Türkiye Cumhuriyeti'nde doğan ve "Ben Türk'üm" diyen standart bir
vatandaş, bu tanım dışında kalan herkesi ötekileştiriyor.
Ötekilerin, kendi tayin ettiği koşullar ve sınırlar içerisinde
varlıklarını sürdürmelerini istiyor. Sokaktaki insan da, kamu
otoriteleri de, medya çalışanı da aynı zihni yapıya sahip ve
nefret söylemi burada işin içine giriyor. Söylem, dil içinde
kurgulanan, toplumsal kökenli bir ideoloji. Söylemin, hangi bağlam
içinde üretildiği çok önemli. Ben, size neyi, hangi kasıtla, neden
söyledim? Haberlerde de bu böyledir. Hrant Dink'in 301. maddeden
yargılandığı cümlesi nasıl bağlamından koparılarak cımbızlandı?

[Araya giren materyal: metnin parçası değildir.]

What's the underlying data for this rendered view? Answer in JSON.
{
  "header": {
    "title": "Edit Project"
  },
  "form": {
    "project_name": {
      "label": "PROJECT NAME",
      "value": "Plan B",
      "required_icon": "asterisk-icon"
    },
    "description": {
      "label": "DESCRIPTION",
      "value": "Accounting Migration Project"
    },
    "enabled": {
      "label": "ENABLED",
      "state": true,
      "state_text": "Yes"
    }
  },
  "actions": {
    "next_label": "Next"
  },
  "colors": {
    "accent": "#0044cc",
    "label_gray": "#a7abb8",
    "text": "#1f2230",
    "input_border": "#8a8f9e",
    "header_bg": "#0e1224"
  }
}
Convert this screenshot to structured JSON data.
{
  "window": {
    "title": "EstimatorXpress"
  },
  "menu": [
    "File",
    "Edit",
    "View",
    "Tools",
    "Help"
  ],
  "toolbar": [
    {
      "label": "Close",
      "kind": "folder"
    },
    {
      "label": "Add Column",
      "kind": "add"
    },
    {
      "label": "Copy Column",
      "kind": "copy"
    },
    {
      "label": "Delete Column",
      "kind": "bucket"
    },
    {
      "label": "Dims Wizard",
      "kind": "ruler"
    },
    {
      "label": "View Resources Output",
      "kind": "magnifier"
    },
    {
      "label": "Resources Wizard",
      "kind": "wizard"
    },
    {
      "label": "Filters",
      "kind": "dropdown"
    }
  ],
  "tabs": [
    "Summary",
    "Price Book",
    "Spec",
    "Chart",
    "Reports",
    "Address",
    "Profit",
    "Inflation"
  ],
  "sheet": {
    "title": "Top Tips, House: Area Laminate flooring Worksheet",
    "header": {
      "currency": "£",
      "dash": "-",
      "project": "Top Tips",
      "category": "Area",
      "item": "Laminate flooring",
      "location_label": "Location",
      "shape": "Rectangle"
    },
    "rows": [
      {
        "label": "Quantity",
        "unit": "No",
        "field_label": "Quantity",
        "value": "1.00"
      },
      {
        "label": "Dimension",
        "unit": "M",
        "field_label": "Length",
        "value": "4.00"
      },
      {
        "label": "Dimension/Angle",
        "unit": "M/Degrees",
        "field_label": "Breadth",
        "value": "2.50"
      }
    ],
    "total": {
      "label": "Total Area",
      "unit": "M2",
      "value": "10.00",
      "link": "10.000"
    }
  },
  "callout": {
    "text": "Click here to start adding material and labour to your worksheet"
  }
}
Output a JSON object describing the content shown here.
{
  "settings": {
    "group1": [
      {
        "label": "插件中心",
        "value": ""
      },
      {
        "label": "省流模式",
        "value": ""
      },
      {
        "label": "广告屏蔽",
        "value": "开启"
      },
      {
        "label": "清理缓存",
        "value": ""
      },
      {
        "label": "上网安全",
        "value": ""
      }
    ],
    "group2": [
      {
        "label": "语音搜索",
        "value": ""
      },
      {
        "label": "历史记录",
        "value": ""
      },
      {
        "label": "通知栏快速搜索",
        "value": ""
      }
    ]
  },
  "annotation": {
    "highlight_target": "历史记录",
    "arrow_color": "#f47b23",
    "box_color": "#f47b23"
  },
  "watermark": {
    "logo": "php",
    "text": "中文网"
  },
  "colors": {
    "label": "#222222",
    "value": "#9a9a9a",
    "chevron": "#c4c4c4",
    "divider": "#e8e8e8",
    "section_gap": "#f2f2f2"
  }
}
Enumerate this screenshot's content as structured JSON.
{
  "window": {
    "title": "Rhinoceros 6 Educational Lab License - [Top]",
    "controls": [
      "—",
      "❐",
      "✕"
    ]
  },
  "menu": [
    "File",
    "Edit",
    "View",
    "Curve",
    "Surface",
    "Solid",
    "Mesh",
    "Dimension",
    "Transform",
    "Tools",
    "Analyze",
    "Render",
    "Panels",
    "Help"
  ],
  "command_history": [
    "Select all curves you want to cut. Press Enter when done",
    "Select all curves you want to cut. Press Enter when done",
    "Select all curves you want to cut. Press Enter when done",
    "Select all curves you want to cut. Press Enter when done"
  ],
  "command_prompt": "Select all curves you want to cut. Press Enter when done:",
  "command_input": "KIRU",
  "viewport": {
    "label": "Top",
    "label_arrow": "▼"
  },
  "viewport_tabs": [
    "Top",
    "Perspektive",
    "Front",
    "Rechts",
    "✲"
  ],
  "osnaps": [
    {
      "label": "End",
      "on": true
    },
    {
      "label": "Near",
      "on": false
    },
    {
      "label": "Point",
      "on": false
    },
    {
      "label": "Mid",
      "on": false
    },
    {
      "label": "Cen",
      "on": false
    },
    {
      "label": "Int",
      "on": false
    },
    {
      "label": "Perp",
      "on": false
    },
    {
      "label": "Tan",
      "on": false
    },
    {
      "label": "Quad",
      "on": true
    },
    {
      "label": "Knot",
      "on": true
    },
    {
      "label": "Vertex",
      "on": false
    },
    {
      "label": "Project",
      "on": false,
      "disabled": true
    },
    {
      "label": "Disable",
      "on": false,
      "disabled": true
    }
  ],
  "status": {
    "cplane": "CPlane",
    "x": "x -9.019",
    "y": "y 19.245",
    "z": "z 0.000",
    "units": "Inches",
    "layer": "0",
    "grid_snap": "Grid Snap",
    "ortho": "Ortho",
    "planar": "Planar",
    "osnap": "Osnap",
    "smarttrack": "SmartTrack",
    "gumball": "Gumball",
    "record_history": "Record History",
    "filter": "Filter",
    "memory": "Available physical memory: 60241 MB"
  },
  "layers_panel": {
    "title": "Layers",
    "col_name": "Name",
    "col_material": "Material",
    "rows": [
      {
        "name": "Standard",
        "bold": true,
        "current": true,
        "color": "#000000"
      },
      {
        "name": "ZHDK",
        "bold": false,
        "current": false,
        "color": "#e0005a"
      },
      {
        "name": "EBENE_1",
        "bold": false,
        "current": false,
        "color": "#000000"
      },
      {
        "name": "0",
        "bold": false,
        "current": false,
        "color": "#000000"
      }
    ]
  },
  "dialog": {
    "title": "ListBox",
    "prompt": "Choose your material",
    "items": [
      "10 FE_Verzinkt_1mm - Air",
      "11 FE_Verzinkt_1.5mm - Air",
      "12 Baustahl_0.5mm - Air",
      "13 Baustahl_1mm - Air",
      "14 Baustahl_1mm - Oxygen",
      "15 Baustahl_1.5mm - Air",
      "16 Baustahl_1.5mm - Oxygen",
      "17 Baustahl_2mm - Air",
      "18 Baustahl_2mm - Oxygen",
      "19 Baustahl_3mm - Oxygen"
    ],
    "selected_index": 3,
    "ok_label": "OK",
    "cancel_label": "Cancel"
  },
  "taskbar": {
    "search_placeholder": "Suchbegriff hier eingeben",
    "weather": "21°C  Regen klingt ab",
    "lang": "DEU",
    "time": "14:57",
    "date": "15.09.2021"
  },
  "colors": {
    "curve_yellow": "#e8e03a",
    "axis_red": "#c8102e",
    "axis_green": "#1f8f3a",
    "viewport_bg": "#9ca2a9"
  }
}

Yazının, önceki ve sonraki cümleleri okunsa idrak edilecekti ama
dikkate alınmadı.
‘BANA LEZBİYEN DE DEDİLER, YAHUDİ DE, KÜRT DE…’
- Nefret Söylemi ve / veya Nefret Suçları kitabınızdaki
Ceren Sözeri ile makalenizi T24’te "Türk medyası Hrant Dink'i
nasıl öldürdü?" başlığı ile haberleştirdik. Siz...
Evet, haberin ardından da küfürler geldi.
- Böyle bir sonucu olacağını düşünemedik.
Önemli değil. Başlık güzeldi. Ben Barış Meclisi'nde, Türkiye
Musevi Cemaati’nde gidip konuşma yapıyorum, LGBT'lerle Kaos GL,
Pembe Hayat, Pozitif Yaşam'a toplantılarında katkı sunuyorum. Bir
bakıyorsunuz, lezbiyen dediler. Yahudi de, Kürt de, Ermeni de,
hepsini oldum.
‘HETEROSEKSÜELLER EŞCİNSELLERLE; TÜRKLER ERMENİLERLE AYNI
KULVARDA OLMALI’
- Söylenenlerden rahatsız mısınız?
Rahatsızlık duymuyorum, hayrete düşüyorum ve bu tepkileri ilkel
buluyorum. İnsanımızın ne kadar hoşgörüsüzlük ve tahammülsüzlükle
yaftalama ve etiketleme çabası içinde olduğunu görüyorum… Bir
insanın bazı grupların haklarını savunması için illa ki o gruba mı
ait olması lazım? Ermeni mi, eşcinsel mi olması lazım? Tam tersi!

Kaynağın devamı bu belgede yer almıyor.